Hi,

I'm working with 96-bit unsigned integers by using 3x32-bit uints, several of them in parallel in a vector:

#define CON2(a,b) a##b

#define CONC(a,b) CON2(a,b)

#define VECTOR_SIZE 2

// #define VECTOR_SIZE 4

#define AS_UINT_V CONC(as_uint, VECTOR_SIZE)

typedef struct _int96_t

{

CONC(uint, VECTOR_SIZE) d0,d1,d2; // e.g. uint2 d0,d1,d2;

}int96_t;

Now I have a function that calculates the lower half of the product of two of such 96-bit vectors:

void mul_96(int96_t * const res, const int96_t a, const int96_t b)

/* res = a * b */

{

__private uint_v tmp;

res->d0 = a.d0 * b.d0;

res->d1 = mul_hi(a.d0, b.d0);

res->d2 = mul_hi(a.d1, b.d0);

tmp = a.d1 * b.d0;

res->d1 += tmp;

res->d2 += AS_UINT_V((tmp > res->d1)? 1 : 0); // carry

res->d2 += mul_hi(a.d0, b.d1);

tmp = a.d0 * b.d1;

res->d1 += tmp;

res->d2 += AS_UINT_V((tmp > res->d1)? 1 : 0); // carry

res->d2 += a.d0 * b.d2 + a.d1 * b.d1 + a.d2 * b.d0;

}

In order to optimize performance, I tried to use mad_hi instead of mul_hi and an addition:

void mul_96(int96_t * const res, const int96_t a, const int96_t b)

/* res = a * b */

{

__private uint_v tmp;

res->d0 = a.d0 * b.d0;

tmp = a.d1 * b.d0;

res->d1 = mad_hi(a.d0, b.d0, tmp);

res->d2 = mad_hi(a.d1, b.d0, AS_UINT_V((tmp > res->d1)? 1 : 0));

res->d2 = mad_hi(a.d0, b.d1, res->d2);

tmp = a.d0 * b.d1;

res->d1 += tmp;

res->d2 += AS_UINT_V((tmp > res->d1)? 1 : 0);

res->d2 += a.d0 * b.d2 + a.d1 * b.d1 + a.d2 * b.d0;

}

However, this second function is between 2 and 15% slower in various kernels, probably depending on the code surrounding the function call. This is in Catalyst 12.6, HD5770, on both Win64 and Linux64. I just updated to 12.8, but this makes no difference.

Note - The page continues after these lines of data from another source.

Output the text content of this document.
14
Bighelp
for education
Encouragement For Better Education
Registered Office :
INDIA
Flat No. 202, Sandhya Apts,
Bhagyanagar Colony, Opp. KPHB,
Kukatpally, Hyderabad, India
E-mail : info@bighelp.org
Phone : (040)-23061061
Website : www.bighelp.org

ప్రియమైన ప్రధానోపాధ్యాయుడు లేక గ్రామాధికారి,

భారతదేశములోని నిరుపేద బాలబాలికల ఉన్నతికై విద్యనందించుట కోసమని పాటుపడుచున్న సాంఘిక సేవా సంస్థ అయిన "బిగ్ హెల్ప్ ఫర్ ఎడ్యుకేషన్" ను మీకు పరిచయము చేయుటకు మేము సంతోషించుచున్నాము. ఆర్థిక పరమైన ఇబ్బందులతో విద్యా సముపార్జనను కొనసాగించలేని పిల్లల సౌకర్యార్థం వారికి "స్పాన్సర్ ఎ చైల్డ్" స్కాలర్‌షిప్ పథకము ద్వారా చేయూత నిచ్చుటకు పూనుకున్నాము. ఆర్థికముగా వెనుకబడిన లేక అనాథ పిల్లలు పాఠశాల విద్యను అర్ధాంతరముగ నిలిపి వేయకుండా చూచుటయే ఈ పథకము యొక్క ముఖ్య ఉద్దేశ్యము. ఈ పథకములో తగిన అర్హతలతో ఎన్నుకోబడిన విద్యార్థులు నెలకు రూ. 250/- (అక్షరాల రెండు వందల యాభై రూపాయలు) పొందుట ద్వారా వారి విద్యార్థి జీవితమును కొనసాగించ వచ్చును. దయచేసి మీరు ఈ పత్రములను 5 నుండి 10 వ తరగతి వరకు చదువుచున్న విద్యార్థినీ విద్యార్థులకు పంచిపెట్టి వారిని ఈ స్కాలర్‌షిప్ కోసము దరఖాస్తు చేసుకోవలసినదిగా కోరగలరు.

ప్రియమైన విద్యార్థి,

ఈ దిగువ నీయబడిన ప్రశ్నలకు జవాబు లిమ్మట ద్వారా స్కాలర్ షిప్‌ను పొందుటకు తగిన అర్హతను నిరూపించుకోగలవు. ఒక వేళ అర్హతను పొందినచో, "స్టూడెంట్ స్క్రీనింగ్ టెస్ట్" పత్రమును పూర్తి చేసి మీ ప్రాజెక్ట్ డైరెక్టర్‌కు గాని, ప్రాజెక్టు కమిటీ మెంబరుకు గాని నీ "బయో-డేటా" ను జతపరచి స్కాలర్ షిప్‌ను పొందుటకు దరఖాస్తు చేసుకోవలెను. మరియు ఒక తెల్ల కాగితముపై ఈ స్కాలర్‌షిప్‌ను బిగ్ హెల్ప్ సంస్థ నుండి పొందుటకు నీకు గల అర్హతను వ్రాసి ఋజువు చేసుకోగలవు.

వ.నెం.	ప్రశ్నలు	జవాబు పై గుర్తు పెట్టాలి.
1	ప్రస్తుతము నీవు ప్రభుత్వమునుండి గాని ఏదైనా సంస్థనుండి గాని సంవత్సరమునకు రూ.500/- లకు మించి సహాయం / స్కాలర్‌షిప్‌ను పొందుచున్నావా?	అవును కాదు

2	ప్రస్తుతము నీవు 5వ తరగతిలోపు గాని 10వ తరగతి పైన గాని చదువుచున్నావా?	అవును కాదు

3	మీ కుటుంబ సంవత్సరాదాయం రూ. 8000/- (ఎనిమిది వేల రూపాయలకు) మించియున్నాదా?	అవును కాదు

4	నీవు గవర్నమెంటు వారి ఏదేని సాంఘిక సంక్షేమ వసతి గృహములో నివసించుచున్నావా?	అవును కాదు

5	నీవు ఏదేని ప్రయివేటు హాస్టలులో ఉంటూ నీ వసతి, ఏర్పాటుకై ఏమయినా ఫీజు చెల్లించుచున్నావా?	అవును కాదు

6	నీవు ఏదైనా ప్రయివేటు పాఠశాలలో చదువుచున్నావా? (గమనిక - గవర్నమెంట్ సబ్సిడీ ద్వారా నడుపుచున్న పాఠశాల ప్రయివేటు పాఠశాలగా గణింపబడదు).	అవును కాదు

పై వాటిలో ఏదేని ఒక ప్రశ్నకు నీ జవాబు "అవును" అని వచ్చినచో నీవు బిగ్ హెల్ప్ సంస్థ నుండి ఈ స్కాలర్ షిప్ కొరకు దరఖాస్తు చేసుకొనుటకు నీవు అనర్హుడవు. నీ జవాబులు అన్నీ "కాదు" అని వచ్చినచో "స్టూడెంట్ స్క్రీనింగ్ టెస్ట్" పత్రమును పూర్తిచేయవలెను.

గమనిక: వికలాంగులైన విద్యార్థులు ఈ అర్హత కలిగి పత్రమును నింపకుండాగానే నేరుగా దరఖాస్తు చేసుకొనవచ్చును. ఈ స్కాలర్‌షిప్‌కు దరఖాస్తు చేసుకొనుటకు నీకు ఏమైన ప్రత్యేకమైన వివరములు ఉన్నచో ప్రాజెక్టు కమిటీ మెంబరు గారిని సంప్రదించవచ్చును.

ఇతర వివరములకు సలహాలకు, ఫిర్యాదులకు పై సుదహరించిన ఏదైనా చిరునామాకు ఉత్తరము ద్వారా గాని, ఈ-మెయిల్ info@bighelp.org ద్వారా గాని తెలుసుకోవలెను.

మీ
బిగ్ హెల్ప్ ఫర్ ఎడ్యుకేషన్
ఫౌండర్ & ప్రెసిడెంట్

I already found out that mad_hi will be translated (for example) to

33 t: MULHI_UINT ____, R10.x, R2.w | |||

34 x: ADD_INT | ____, T0.z, PS33 |

But then it should be the same as if I used mul_hi and + myself ??? Why is it so much slower? In other places that are executed just once per kernel, I noticed big differences as well, somtimes making it a bit faster, sometimse much slower than mul_hi plus addition.

Under which conditions would it use native mad_hi instructions?

Also, I have rather bad ALU Packing (~75%), coming from loads of MULLO_INT and MULHI_UINT that only run in the t-unit, leaving x-w empty. Can anyone suggest how to improve that generally?

Thanks a lot,

Bdot

If the kernel analyzer shows that the instructions are the same but their orders are not the same for the two kernels, how about re-arranging them so that the compiler translates them into exactly the same thinng? What would happen after this, speaking of the performance?